Davacı vekili dava dilekçesinde, Bursa 3. Asliye Ticaret Mahkemesi’nin … Esas sayılı dosyasında açılan davada alınan bilirkişi raporunda da müvekkilinin davalı firmadan 644.590,00.TL alacağı olduğunun ortaya çıktığını, öte yandan anılan yargılamada davalı firma vekilinin 22/03/2022 tarihli dilekçesi içeriğinde müvekkilinin borcu kabul ettiğini açıkça ortaya koyduğunu, dava konusu ticari işi yapmadığına ya da takip konusu borcu ödediğine dair hiçbir delile ve yasal dayanağa sahip olmadığını, alacağına kavuşamayan müvekkili maddi olarak sıkıntı yaşadığını, davalının borcunu ödememesi üzerine davacının davalı hakkında Mersin 4.İcra Müdürlüğü’nün … Esas sayılı takip dosyasında icra takibi başlattığını, itiraz üzerine takibin durduğunu, itirazın iptali ile ihtiyati haciz kararı verilmesini talep etmiştir.
İlk derece mahkemesince ihtiyati haciz talebinin reddine karar verildiği ve iş bu karara karşı davacı vekilince istinaf kanun yoluna başvurulduğu anlaşılmıştır.

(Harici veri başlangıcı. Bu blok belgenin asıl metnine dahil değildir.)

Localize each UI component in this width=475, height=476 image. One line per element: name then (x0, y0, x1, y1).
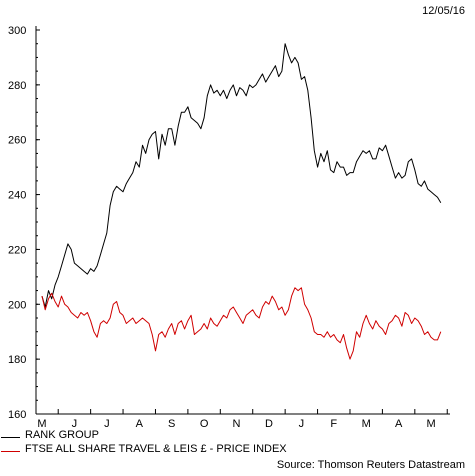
x-tick-label: N (233, 418, 241, 430)
y-tick-label: 260 (8, 135, 26, 147)
x-tick-label: D (265, 418, 273, 430)
x-tick-label: F (330, 418, 337, 430)
y-tick-label: 160 (8, 409, 26, 421)
x-tick-label: A (136, 418, 144, 430)
chart-date: 12/05/16 (422, 5, 465, 17)
x-tick-label: J (72, 418, 78, 430)
x-tick-label: A (395, 418, 403, 430)
legend-label-ftse-travel: FTSE ALL SHARE TRAVEL & LEIS £ - PRICE I… (25, 443, 287, 455)
y-tick-label: 200 (8, 299, 26, 311)
x-tick-label: J (299, 418, 305, 430)
x-tick-label: O (200, 418, 209, 430)
legend-label-rank-group: RANK GROUP (25, 429, 99, 441)
y-tick-label: 280 (8, 80, 26, 92)
legend-swatch-rank-group (1, 437, 20, 438)
series-line-1 (41, 287, 442, 360)
y-tick-label: 220 (8, 244, 26, 256)
x-tick-label: S (168, 418, 175, 430)
y-axis: 160 180 200 220 240 260 280 300 (8, 25, 40, 421)
series-layer (41, 43, 442, 360)
x-tick-label: M (37, 418, 46, 430)
y-tick-label: 240 (8, 190, 26, 202)
x-tick-label: J (104, 418, 110, 430)
legend-swatch-ftse-travel (1, 451, 20, 452)
x-tick-label: M (362, 418, 371, 430)
y-tick-label: 300 (8, 25, 26, 37)
y-tick-label: 180 (8, 354, 26, 366)
series-line-0 (41, 43, 442, 308)
x-tick-label: M (426, 418, 435, 430)
source-note: Source: Thomson Reuters Datastream (276, 459, 465, 471)
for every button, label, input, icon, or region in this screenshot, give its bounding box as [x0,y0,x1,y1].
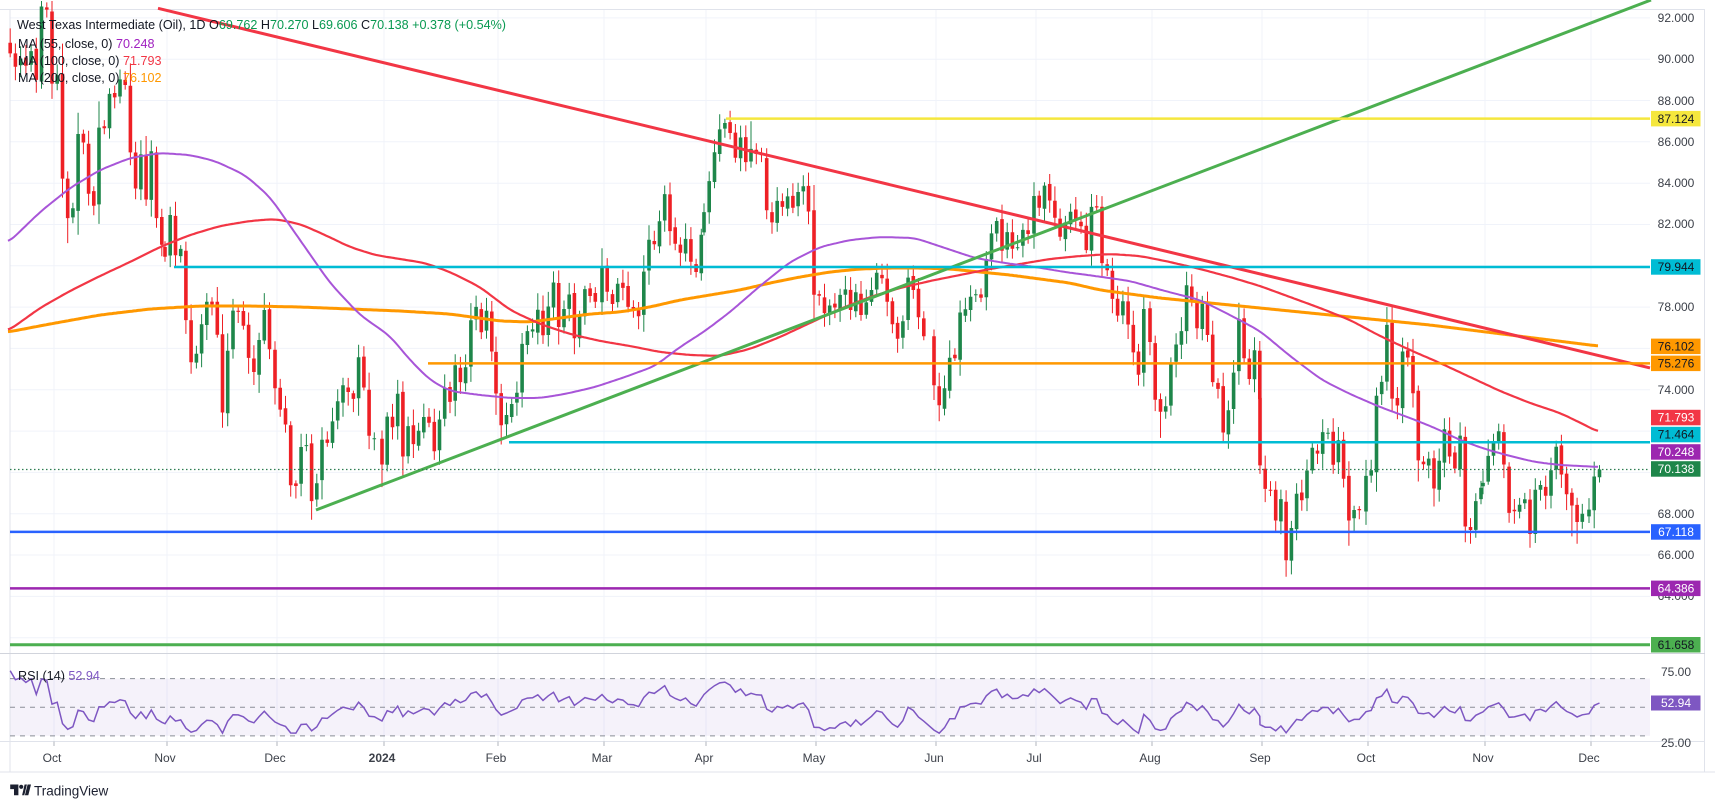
svg-text:71.793: 71.793 [1658,411,1695,425]
svg-text:76.102: 76.102 [1658,340,1695,354]
svg-text:Dec: Dec [1578,751,1599,765]
svg-text:West Texas Intermediate (Oil),: West Texas Intermediate (Oil), 1D O69.76… [17,18,506,32]
svg-text:87.124: 87.124 [1658,112,1695,126]
svg-text:Nov: Nov [1472,751,1493,765]
svg-text:RSI (14) 52.94: RSI (14) 52.94 [18,669,100,683]
svg-text:2024: 2024 [369,751,396,765]
svg-text:90.000: 90.000 [1658,52,1695,66]
svg-text:Aug: Aug [1139,751,1160,765]
svg-text:79.944: 79.944 [1658,260,1695,274]
svg-text:88.000: 88.000 [1658,94,1695,108]
svg-text:75.00: 75.00 [1661,665,1691,679]
svg-text:70.138: 70.138 [1658,462,1695,476]
svg-text:82.000: 82.000 [1658,217,1695,231]
svg-text:66.000: 66.000 [1658,548,1695,562]
svg-text:Jul: Jul [1026,751,1041,765]
svg-text:67.118: 67.118 [1658,525,1694,539]
svg-text:86.000: 86.000 [1658,135,1695,149]
svg-text:78.000: 78.000 [1658,300,1695,314]
svg-text:70.248: 70.248 [1658,445,1695,459]
svg-text:MA (100, close, 0) 71.793: MA (100, close, 0) 71.793 [18,54,162,68]
svg-text:74.000: 74.000 [1658,383,1695,397]
svg-text:Sep: Sep [1249,751,1271,765]
svg-text:64.386: 64.386 [1658,582,1695,596]
svg-text:52.94: 52.94 [1661,696,1691,710]
svg-text:Oct: Oct [43,751,62,765]
svg-text:71.464: 71.464 [1658,428,1695,442]
svg-text:84.000: 84.000 [1658,176,1695,190]
svg-text:Mar: Mar [592,751,613,765]
svg-text:25.00: 25.00 [1661,736,1691,750]
svg-text:68.000: 68.000 [1658,507,1695,521]
svg-text:MA (55, close, 0) 70.248: MA (55, close, 0) 70.248 [18,37,155,51]
svg-text:TradingView: TradingView [34,784,109,799]
svg-text:92.000: 92.000 [1658,11,1695,25]
svg-text:Jun: Jun [924,751,943,765]
svg-text:75.276: 75.276 [1658,357,1695,371]
svg-text:Feb: Feb [486,751,507,765]
svg-text:May: May [803,751,826,765]
svg-text:Apr: Apr [695,751,714,765]
svg-text:Dec: Dec [264,751,285,765]
svg-text:61.658: 61.658 [1658,638,1695,652]
svg-text:Nov: Nov [154,751,175,765]
svg-text:Oct: Oct [1357,751,1376,765]
svg-text:MA (200, close, 0) 76.102: MA (200, close, 0) 76.102 [18,71,162,85]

İhtiyati haciz, İİK.’nun 257. ve devamı maddelerinde düzenlenmiş olup, İİK.nun 257. Maddesinde; “Rehinle temin edilmemiş ve vadesi gelmiş bir para borcunun alacaklısı, borçlunun yedinde veya üçüncü şahısta olan taşınır ve taşınmaz mallarını ve alacakları ile diğer haklarını ihtiyaten haczettirebileceği, borçlunun muayyen ikametgâhının bulunmaması veya taahhütlerinden kurtulmak maksadı ile mallarını gizlemeye, kaçırmaya veya kendisi kaçmaya hazırlanır yahut kaçar ya da bu maksatla alacaklının haklarını ihlal eden hileli işlemlerde bulunması halinde vadesi gelmemiş borçtan dolayı da ihtiyatî haciz istenebileceği,” ” 258. Maddesinde; “Alacaklının alacağı ve icabında haciz sebepleri hakkında mahkemeye kanaat getirecek delilleri göstermeğe mecbur olduğu, ihtiyati haciz talebinin reddi halinde alacaklının kanun yoluna başvurabileceği,” hükmüne yer verilmiş, 265.maddesinde ise ihtiyati haciz kararına karşı itiraz ve kanun yollarına başvuru düzenlenmiştir.
İİK’nın 257. maddesinde hem vadesi gelmiş hem de henüz vadesi gelmemiş para alacakları için ihtiyati haciz şartları düzenlenmiştir. Muaccel alacaklar için alacağın vadesinin gelmiş olması ve alacağın rehinle temin edilmemiş olması, müeccel (vadesi gelmemiş) alacaklar yönünden ise, borçlunun belli bir adresinin bulunmaması veya borçlunun taahhütlerinden kurtulmak amacıyla hileli işlemlerde bulunması koşullarının varlığı halinde ihtiyati haciz kararı verilebileceği öngörülmüştür. Anılan maddede başkaca her hangi bir koşul öngörülmemiştir.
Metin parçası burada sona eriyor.